The movement was strong then but it`s grown exponentially since then,
right? It`s the same movement but only bigger and more powerful and more
vibrant. Now, here`s the thing. It gives us the framework from which to
have the fight. We need to fight for the principles of President Biden`s
bill, but that alone is not enough, right?
A good faith attempt here is not going to cut it. You can`t win the
elections. You can`t do it because low-income people of color, because
Latinos and immigrant voters delivered it for you, and then come home
empty-handed or tell us we tried. So, this really gets us into a question
of and a conversation of strategy, right?
HAYES: Well, so what`s that? I mean, I don`t know if there are 50 votes for
this, right? I mean, like, the flip side of this is when you say OK, we`ve
gotten rid of the -- we`ve gotten rid of the old framework where we trade
these things like border security enforcement and e-verify and all this
stuff for this, we`ve gotten rid of that, but like, then are the votes
I mean, there`s a lot of people who are very conservative on immigration
both in the American population and in the Republican Party and some
probably in the Democratic Party.
PRAELI: Well, the American public is there. They`ve long been there on a
path to citizenship for the 11 million, for DREAMers, for farm workers. And
I actually think now we`re having a conversation about essential workers,
right. So, we are -- listen, our movement for justice is nonpartisan,
We are calling both on Democrats and Republicans to deliver for immigrant
communities this year. But I will be blunt. We are not holding out for
Republicans. We know that Trumpism did not disappear with Trump`s departure
from office. And every day Republicans make the choice to continue to align
with a party that has shown itself to be fundamentally opposed to the
multiracial democracy that we seek to build, right.
So, we do not have the luxury in our movement of performing gestures of
bipartisanship with actors who we know are acting in bad faith. So, what
does this all lead us to, right? We`re going to fight like hell. We`re
going to fight fast to hit 60 votes for DREAMers, for TPS holders, for
farmworkers, for essential workers. We will never stop until we win
citizenship for all 11 million.
But I want to be clear, if we do not have that by the time the next
reconciliation package is moving, right, it is now a question and a matter
of choice for Democrats. It is solely within their power to either secure a
historic win for immigrants or once again fail us. That`s really the
HAYES: Yes. Well, and I think it`s -- you know, I mean, I don`t know what
the future holds but it is striking to me that, you know, the country`s in
the midst of a bunch of crises as President Biden has said and I think is
accurate.
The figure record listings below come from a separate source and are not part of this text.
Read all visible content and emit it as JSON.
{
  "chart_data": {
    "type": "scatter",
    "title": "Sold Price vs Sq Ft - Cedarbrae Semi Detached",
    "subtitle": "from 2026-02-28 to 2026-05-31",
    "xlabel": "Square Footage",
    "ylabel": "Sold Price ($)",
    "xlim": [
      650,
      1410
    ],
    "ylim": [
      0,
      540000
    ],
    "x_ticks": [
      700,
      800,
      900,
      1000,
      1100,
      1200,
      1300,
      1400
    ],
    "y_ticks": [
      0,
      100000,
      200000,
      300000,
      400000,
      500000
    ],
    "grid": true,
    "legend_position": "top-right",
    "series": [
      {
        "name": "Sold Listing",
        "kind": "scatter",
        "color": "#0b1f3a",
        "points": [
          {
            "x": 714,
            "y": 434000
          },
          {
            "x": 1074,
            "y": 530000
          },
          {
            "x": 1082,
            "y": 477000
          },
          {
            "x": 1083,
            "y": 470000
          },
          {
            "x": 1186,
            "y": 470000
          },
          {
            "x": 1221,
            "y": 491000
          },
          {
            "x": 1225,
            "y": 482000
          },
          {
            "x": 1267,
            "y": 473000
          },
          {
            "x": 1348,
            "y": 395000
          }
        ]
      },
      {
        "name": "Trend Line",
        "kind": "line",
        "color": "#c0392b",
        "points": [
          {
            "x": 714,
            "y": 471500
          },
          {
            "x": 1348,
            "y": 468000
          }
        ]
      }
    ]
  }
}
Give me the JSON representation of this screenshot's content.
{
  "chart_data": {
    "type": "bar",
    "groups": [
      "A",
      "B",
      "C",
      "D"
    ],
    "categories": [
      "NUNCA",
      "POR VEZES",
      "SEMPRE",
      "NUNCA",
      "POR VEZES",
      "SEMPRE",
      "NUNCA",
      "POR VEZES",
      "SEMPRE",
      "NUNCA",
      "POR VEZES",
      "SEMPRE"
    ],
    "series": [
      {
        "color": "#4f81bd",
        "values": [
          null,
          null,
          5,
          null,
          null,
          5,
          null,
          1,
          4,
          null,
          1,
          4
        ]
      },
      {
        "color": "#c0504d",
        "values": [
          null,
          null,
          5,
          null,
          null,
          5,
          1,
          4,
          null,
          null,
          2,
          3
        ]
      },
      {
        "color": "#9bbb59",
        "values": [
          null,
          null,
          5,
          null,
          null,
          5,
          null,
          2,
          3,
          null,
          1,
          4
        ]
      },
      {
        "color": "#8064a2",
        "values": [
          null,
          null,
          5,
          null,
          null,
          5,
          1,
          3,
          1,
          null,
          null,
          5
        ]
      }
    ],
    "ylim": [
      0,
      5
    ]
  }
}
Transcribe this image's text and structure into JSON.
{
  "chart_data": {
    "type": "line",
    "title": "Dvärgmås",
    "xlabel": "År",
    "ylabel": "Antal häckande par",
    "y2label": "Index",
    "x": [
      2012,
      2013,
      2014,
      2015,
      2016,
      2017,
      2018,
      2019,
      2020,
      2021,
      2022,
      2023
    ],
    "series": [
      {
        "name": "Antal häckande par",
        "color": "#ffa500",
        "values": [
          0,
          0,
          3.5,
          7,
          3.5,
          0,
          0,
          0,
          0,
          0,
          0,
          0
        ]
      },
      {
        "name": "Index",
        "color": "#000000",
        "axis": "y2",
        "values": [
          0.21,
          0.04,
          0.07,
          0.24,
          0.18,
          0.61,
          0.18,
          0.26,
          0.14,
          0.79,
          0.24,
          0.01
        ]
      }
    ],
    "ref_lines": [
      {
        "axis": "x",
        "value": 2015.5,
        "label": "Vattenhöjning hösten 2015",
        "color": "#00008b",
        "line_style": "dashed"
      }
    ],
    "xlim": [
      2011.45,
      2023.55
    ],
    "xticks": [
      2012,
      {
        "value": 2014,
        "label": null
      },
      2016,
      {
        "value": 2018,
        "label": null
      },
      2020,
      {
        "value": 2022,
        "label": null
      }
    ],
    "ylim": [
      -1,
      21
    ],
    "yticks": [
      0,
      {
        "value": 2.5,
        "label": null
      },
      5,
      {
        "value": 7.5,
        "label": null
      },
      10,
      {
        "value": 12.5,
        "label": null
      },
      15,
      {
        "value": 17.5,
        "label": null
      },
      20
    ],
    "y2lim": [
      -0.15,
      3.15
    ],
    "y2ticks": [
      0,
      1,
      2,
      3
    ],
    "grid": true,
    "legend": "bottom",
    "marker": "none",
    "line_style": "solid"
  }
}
The first obvious build is the COVID relief package, and I don`t
think there`s basically anyone in the entire broad coalition of the, you
know, center left that disagrees with that.
It is striking that this is the -- this is the number two which I think
says something about precisely the politics you spoke to before.
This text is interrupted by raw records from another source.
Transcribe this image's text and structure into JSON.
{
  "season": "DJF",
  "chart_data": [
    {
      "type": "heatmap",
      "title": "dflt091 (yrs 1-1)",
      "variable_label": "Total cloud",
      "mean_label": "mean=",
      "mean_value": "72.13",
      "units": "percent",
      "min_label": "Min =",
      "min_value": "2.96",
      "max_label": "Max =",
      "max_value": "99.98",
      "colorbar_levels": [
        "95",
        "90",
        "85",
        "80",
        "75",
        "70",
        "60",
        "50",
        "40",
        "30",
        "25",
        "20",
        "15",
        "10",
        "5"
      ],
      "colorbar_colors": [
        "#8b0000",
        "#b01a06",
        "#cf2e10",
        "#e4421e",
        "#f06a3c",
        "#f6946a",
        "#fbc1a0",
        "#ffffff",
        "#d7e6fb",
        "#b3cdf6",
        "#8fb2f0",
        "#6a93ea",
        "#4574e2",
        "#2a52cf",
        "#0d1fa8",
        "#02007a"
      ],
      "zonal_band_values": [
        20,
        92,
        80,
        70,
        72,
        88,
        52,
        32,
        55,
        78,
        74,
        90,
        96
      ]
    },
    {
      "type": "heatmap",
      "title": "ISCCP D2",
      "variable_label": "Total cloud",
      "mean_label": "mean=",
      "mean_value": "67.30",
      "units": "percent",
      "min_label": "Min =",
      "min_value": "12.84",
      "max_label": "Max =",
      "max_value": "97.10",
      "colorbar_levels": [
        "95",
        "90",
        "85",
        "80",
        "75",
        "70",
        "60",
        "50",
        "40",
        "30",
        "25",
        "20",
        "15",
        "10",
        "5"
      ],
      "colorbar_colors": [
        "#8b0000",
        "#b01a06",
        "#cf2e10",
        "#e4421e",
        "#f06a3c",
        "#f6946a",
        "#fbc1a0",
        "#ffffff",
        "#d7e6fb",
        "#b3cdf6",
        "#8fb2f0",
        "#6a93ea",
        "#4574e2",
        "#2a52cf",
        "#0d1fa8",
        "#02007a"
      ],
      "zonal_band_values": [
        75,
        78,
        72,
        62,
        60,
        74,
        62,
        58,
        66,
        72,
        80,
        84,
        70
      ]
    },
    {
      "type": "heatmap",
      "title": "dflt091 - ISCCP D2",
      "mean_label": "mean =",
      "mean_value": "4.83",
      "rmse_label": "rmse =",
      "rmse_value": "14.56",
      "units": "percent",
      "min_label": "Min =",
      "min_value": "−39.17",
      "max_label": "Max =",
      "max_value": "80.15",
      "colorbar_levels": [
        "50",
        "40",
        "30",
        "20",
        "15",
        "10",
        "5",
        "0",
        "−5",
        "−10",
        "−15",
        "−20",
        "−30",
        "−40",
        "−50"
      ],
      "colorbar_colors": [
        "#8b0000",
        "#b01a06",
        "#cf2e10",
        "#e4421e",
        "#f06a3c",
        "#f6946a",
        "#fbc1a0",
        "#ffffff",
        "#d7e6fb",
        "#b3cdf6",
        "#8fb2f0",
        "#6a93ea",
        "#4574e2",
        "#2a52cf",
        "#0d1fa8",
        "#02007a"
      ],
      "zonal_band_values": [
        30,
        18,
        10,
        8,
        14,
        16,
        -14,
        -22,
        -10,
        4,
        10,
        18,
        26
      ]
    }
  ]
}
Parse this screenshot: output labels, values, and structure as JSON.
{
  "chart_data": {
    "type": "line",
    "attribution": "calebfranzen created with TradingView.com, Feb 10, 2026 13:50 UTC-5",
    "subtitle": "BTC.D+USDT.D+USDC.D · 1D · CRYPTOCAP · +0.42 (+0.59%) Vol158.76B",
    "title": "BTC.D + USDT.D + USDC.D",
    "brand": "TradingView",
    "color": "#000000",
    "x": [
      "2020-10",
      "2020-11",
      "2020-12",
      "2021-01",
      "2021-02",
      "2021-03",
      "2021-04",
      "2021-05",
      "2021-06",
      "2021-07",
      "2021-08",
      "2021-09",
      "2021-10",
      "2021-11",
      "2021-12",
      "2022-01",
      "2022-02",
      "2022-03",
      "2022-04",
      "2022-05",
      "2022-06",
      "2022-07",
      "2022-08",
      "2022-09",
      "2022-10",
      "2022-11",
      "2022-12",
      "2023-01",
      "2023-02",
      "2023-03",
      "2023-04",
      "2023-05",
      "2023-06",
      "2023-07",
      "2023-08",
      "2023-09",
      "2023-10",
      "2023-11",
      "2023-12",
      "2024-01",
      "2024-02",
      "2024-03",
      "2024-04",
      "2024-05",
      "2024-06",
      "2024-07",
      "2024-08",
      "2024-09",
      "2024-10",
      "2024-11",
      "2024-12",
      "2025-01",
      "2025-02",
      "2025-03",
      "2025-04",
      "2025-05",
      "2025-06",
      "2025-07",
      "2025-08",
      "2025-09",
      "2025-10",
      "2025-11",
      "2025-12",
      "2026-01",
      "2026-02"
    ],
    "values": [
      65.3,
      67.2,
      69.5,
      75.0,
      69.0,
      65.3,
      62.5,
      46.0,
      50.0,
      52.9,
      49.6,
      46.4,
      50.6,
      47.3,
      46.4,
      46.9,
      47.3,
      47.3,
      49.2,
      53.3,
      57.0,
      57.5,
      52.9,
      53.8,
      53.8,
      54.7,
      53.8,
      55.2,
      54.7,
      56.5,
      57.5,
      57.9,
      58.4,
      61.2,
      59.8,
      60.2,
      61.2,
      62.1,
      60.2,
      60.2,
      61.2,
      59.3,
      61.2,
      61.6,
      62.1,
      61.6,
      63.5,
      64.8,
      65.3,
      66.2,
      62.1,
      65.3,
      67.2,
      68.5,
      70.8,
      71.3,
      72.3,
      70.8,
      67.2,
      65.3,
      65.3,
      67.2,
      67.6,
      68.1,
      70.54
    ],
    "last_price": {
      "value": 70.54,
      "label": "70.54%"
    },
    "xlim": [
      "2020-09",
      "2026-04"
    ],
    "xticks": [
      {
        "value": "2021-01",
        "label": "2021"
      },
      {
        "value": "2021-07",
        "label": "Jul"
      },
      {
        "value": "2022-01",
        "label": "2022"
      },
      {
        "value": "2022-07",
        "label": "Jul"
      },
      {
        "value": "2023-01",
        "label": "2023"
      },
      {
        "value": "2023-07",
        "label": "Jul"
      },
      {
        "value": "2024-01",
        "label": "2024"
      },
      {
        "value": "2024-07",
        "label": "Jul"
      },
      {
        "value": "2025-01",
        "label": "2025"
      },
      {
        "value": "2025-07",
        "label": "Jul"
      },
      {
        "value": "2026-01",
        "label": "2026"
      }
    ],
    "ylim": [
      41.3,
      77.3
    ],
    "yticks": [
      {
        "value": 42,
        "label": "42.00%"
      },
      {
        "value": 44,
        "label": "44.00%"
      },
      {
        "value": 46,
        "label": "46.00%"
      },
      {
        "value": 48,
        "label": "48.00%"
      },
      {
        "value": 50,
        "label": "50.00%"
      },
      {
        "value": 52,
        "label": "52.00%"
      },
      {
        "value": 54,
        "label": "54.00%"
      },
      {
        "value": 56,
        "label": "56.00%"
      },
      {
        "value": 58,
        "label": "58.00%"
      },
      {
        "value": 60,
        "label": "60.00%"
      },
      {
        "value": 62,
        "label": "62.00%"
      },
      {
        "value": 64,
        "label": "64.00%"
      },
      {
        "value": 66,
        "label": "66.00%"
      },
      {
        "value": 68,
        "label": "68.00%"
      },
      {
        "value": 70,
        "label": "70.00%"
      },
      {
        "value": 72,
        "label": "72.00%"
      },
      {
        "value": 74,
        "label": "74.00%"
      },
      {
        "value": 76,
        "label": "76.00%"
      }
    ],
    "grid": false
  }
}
PRAELI: Yes. I think it`s -- listen, I think that the movement really
delivered this and I think President Biden campaigned on it. And now he has
to deliver, right? So, I think the question -- so it is an incredible
acting act, right? It shows the commitment. But you`ve got to follow
promise and aspiration and vision with concrete change in people`s lives,
Like, in 2010, Chris, right before I came on to your show when I was still
undocumented, I watched from the Senate gallery as the Dream act is called
for a vote. The Democrats had the majority in the Senate and yet they
failed to get the votes to overcome the filibuster.
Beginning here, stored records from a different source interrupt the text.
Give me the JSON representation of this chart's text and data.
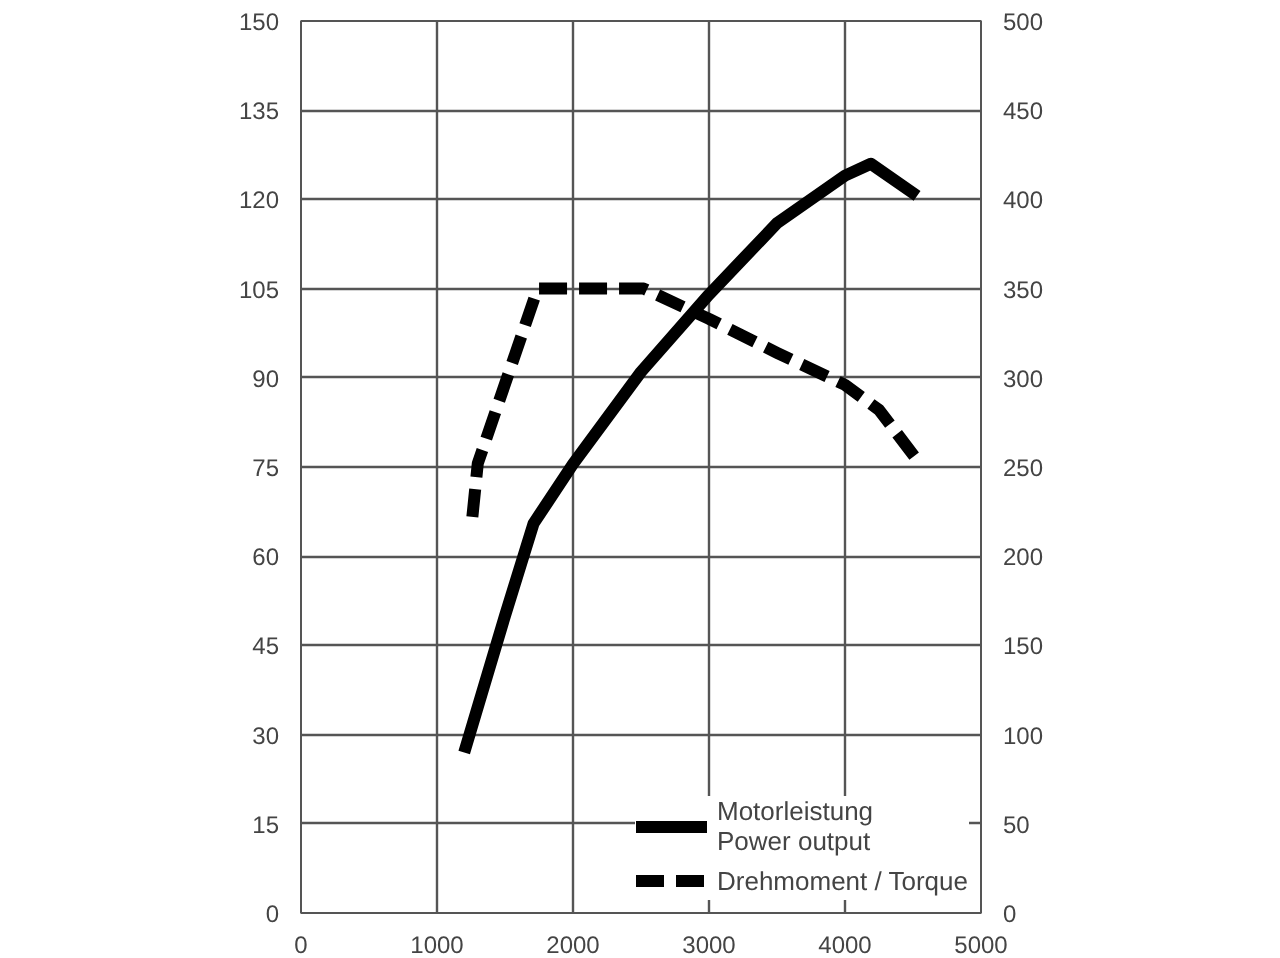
{
  "chart_data": {
    "type": "line",
    "series": [
      {
        "name": "Motorleistung\nPower output",
        "color": "#000000",
        "line_style": "solid",
        "x": [
          1200,
          1500,
          1710,
          2000,
          2500,
          3000,
          3500,
          4000,
          4190,
          4530
        ],
        "values": [
          27,
          50,
          65.5,
          75.5,
          91,
          104,
          116,
          124,
          126,
          120.6
        ]
      },
      {
        "name": "Drehmoment / Torque",
        "color": "#000000",
        "line_style": "dashed",
        "axis": "y2",
        "x": [
          1260,
          1300,
          1740,
          2520,
          3000,
          3500,
          4000,
          4250,
          4520
        ],
        "values": [
          222,
          252,
          350,
          350,
          333,
          314,
          296,
          282,
          255
        ]
      }
    ],
    "xlim": [
      0,
      5000
    ],
    "xticks": [
      0,
      1000,
      2000,
      3000,
      4000,
      5000
    ],
    "ylim": [
      0,
      150
    ],
    "yticks": [
      0,
      15,
      30,
      45,
      60,
      75,
      90,
      105,
      120,
      135,
      150
    ],
    "y2lim": [
      0,
      500
    ],
    "y2ticks": [
      0,
      50,
      100,
      150,
      200,
      250,
      300,
      350,
      400,
      450,
      500
    ],
    "grid": true,
    "legend": "bottom right",
    "marker": "none"
  }
}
We lost that vote, and with it we lost our hope for stability, for
protection from deportation, for a path to citizenship for two million
young people in this country. We cannot have a repeat of 2010. And as the
president begins to lay out his framework for this next recovery and jobs
bill, there is this procedure he can use to make sure that he comes through
HAYES: I have to -- on reconciliation. I`m sorry to cut you off. I got to
get -- hand -- pass the baton to Rachel Maddow. Lorella Praeli, thanks so
much for making time tonight. That is ALL IN on this Thursday night. "THE
RACHEL MADDOW SHOW" starts right now. Good evening, Rachel.